Flash Talks in Myositis Science
Witnessing powerful patient-driven change in action. A group of women calling themselves the Heavy Lifters discussed their patient-led research project designed to call attention to a hidden bias in myositis testing. These normally athletic women noticed that their active myositis symptoms were not accurately detected by measurement tools such as manual muscle testing (MMT). Normal performance on this test is assumed to mean the patient is well or improving and is used as a rationale for withholding, delaying, or decreasing treatment. Those with high baseline muscle development, however, often test normal on the MMT, despite functional weakness. The Heavy Lifters used research evidence and patient stories to develop patient-relevant guidance for clinicians with the hope of changing how they evaluate disease activity.
Hearing patients with myositis skin symptoms. Skin issues and fatigue are significant issues for those who live with dermatomyositis. However, clinical trials often use a measure that does not include skin symptoms. This may lead to some patients with mostly skin symptoms being left out of clinical trials and not having access to some newer medications. TMA medical advisor Dr. Victoria Werth suggested an option may be the Dermatomyositis Outcomes for Muscle and Skin, also called DMOMS. This measure is simpler than others and captures both muscle and skin responses to treatment.
Exercise is vital in myositis. Exercise is more than physical activity. It is physical activity with the goal of improving fitness. TMA medical advisor Helene Alexanderson presented several studies that demonstrate some of the benefits of physical activity for those who live with myositis. These include positive effects on physical elements, such as lung capacity, muscle strength, and endurance. They also include positive effects on inflammation, muscle health, fatigue, and mental well-being.

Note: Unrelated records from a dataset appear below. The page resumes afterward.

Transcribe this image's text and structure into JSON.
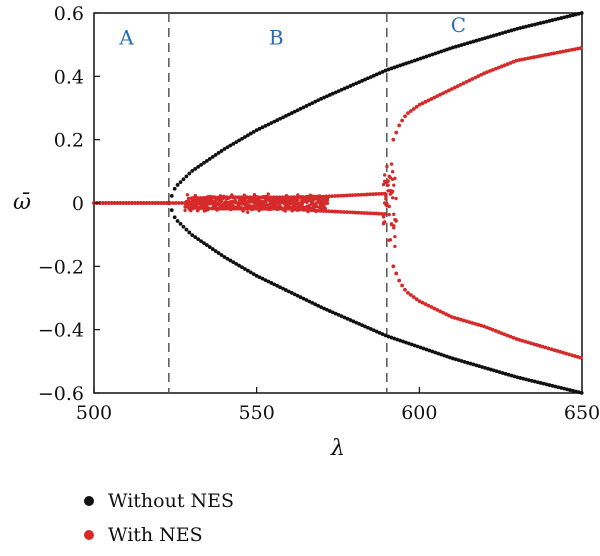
{
  "chart_data": {
    "type": "scatter",
    "xlabel": "λ",
    "ylabel": "ω̄",
    "xlim": [
      500,
      650
    ],
    "ylim": [
      -0.6,
      0.6
    ],
    "xticks": [
      "500",
      "550",
      "600",
      "650"
    ],
    "yticks": [
      "0.6",
      "0.4",
      "0.2",
      "0",
      "-0.2",
      "-0.4",
      "-0.6"
    ],
    "ytick_values": [
      0.6,
      0.4,
      0.2,
      0,
      -0.2,
      -0.4,
      -0.6
    ],
    "xtick_values": [
      500,
      550,
      600,
      650
    ],
    "dividers": [
      523,
      590
    ],
    "regions": [
      {
        "label": "A",
        "x": 510,
        "y": 0.5
      },
      {
        "label": "B",
        "x": 556,
        "y": 0.5
      },
      {
        "label": "C",
        "x": 612,
        "y": 0.54
      }
    ],
    "series": [
      {
        "name": "Without NES",
        "color": "#111111",
        "branches": [
          {
            "x": [
              500,
              523
            ],
            "y": [
              0,
              0
            ]
          },
          {
            "x": [
              523,
              525,
              530,
              540,
              550,
              560,
              570,
              580,
              590,
              600,
              610,
              620,
              630,
              640,
              650
            ],
            "y": [
              0,
              0.05,
              0.1,
              0.17,
              0.23,
              0.28,
              0.33,
              0.375,
              0.42,
              0.455,
              0.49,
              0.52,
              0.55,
              0.575,
              0.6
            ]
          },
          {
            "x": [
              523,
              525,
              530,
              540,
              550,
              560,
              570,
              580,
              590,
              600,
              610,
              620,
              630,
              640,
              650
            ],
            "y": [
              0,
              -0.05,
              -0.1,
              -0.17,
              -0.23,
              -0.28,
              -0.33,
              -0.375,
              -0.42,
              -0.455,
              -0.49,
              -0.52,
              -0.55,
              -0.575,
              -0.6
            ]
          }
        ]
      },
      {
        "name": "With NES",
        "color": "#d62a2a",
        "branches": [
          {
            "x": [
              500,
              523,
              528
            ],
            "y": [
              0,
              0,
              0
            ]
          },
          {
            "x": [
              530,
              540,
              550,
              560,
              570,
              580,
              590
            ],
            "y": [
              0.015,
              0.018,
              0.018,
              0.018,
              0.02,
              0.025,
              0.03
            ]
          },
          {
            "x": [
              530,
              540,
              550,
              560,
              570,
              580,
              590
            ],
            "y": [
              -0.015,
              -0.018,
              -0.018,
              -0.018,
              -0.025,
              -0.03,
              -0.035
            ]
          },
          {
            "x": [
              592,
              594,
              596,
              600,
              610,
              620,
              630,
              640,
              650
            ],
            "y": [
              0.2,
              0.25,
              0.28,
              0.31,
              0.36,
              0.41,
              0.45,
              0.47,
              0.49
            ]
          },
          {
            "x": [
              592,
              594,
              596,
              600,
              610,
              620,
              630,
              640,
              650
            ],
            "y": [
              -0.2,
              -0.25,
              -0.28,
              -0.31,
              -0.36,
              -0.39,
              -0.43,
              -0.46,
              -0.49
            ]
          }
        ],
        "noise_bands": [
          {
            "x_from": 528,
            "x_to": 572,
            "y_amp": 0.03
          },
          {
            "x_from": 589,
            "x_to": 593,
            "y_amp": 0.16
          }
        ]
      }
    ],
    "legend": "bottom-left"
  }
}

Strength lies in unity. Translational science is an area that brings basic science closer to use in real-world medicine. For example, research has shown that some processes of aging are similar to those in inclusion body myositis (IBM). TMA medical advisor Dr. Elie Naddaf suggested that research in aging may be “translated” into research in IBM. This may also lead to new treatments.
On the go in myositis. Dr. Naddaf also discussed mitochondria, tiny elements inside our cells known as “powerhouses” of the cell. Mitochondria evolved from bacteria. Now, we think of them as inside human cells where they play several roles. New research, however, has also found them outside of cells. Because of their similarities to bacteria, this can trigger an immune response. For myositis, this could provide a new set of biomarkers that could help with monitoring disease and guiding treatment.
Lung disease in a complex condition. MDA-5 associated dermatomyositis involves multiple systems in the body. This usually includes the skin and muscle. But its symptoms can also be very different from patient to patient. Julia Nickerson, cofounder and president of the nonprofit advocacy organization Nori’s Fight, told the story of her partner, Noriel Cunanan, who lost his battle with MDA-5 DM and interstitial lung disease (ILD) in 2024. Lung symptoms came on very quickly and quickly sent him spiraling. Julia’s organization is working to raise awareness of myositis, push for faster diagnosis, and fight for research and better treatments.
“Nori and I always believed that no matter how hard things get, we have a choice in how we respond. Even in our darkest moments, we can still create light.” –Julia Nickerson.